As Irvine Valley College student Mohammad Daher learned, an internship can be much more than just a semester spent working at a business. It can be a life-changing experience.

Mohammad, who goes by the nickname Mo, was a business student at IVC when he was one of three students selected in fall 2019 for an internship at Alvaka Networks, an Irvine business that helps companies manage and secure their information technology infrastructure.

Mo worked with Kristian Cruz, who is in charge of market development at Alvaka, on a variety of marketing tasks ranging from social media and blog posts to inputting data on potential customers. When his paid internship ended prematurely because of the COVID-19 pandemic, Alvaka employed him part-time until he graduated from IVC in May 2020.

Now a student at the University of California at Irvine, Mo says Cruz and Alvaka CEO Oli Thordarson have continued to mentor him in his career.

“That internship was my first segue into the real world, and getting a real job,” Mo says. “IVC and Alvaka shaped me significantly.”
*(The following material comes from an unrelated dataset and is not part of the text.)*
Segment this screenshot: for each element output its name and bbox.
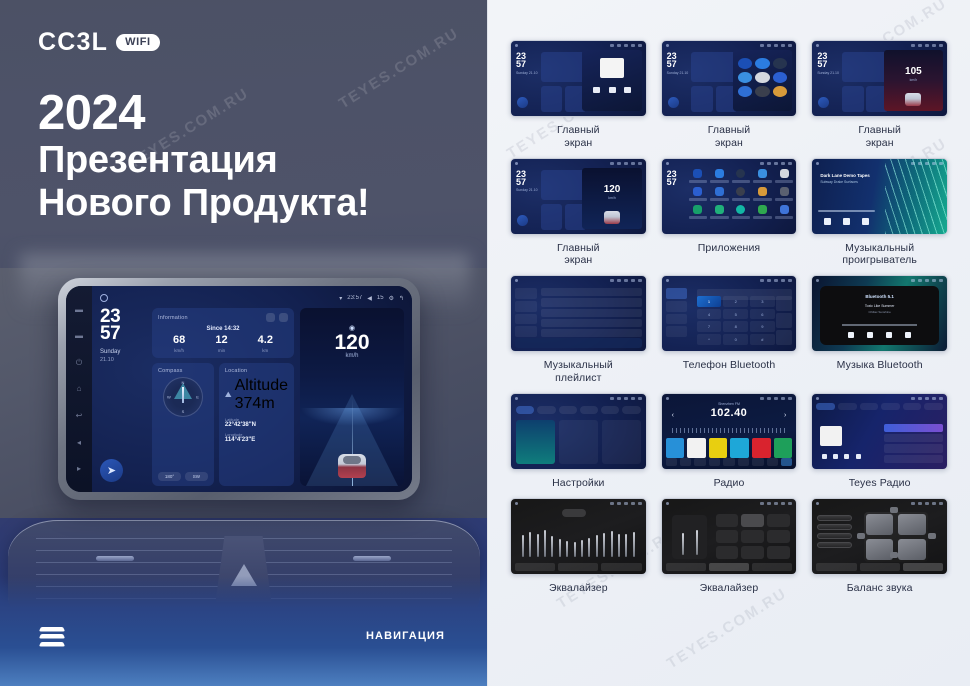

Thordarson said his company also benefited from having the interns. He remembers a horrible internship when he was a college student in which he only did the mind-numbing work of sticking mailing labels on envelopes. He wanted more for the interns he hired.

“For the interns we’ve gotten, I’ve always looked to challenge them and have them learn something,” he says. “We give them true responsibilities and teach them and nurture them.”

Cruz said IVC interviewed students seeking to be interns and only sent the top candidates so the selection process was easier for her company. IVC also paid the interns, eliminating logistical and legal issues for Alvaka.

“They really spent a lot of time and effort,” she says of the college. “They tried to get a good pool of candidates for us.”

Thordarson says that having pre-selected interns who were paid by the college made the program a success.

“That was pretty groundbreaking,” he says. “That was cutting edge, a never-before-done approach that I’d never seen.”

In many fields, an internship can be a key component leading to a job. Mike Salviani, who teaches computer networking and cybersecurity at IVC, said employers are looking to hire people who can show they have experience with computers.

“Getting any kind of experience on a resume, whether it’s an unpaid internship or volunteering, is really valuable,” he says.

Salviani says computer networking is a field that now has negative unemployment, meaning more job openings exist than there are qualified people to fill them. “If you can get qualified, you can get a decent-paying job in the field,” he says.

Although the program in which IVC paid for student internships is currently on hold, Salviani said companies still contact the college seeking interns and those opportunities are passed on to students. Companies that have had internship programs with IVC include the Los Angeles Lakers, Saddleback Memorial Hospital, and United Parcel Service, among many others.

Mo, the IVC graduate, looks back fondly on his internship as part of his goal to excel in college and prepare himself for a career.

As a child of parents who immigrated from Jordan and never attended college, Mo valued his education. He was a good student in high school but pushed himself to do his best in college – part of the reason he had a 4.0 grade-point average at IVC.

“I knew I had more potential,” he says. “When I went to IVC, I matured more. I knew I could do better.”

When Mo graduates from UC Irvine this June, he will begin working for a leading financial consulting firm in San Francisco. He said his experience at Alvaka Networks helped shape the type of work environment he wants to have.

“You need to be surrounded by people who are full of life and energy,” he says. “A job should be fulfilling and fun.”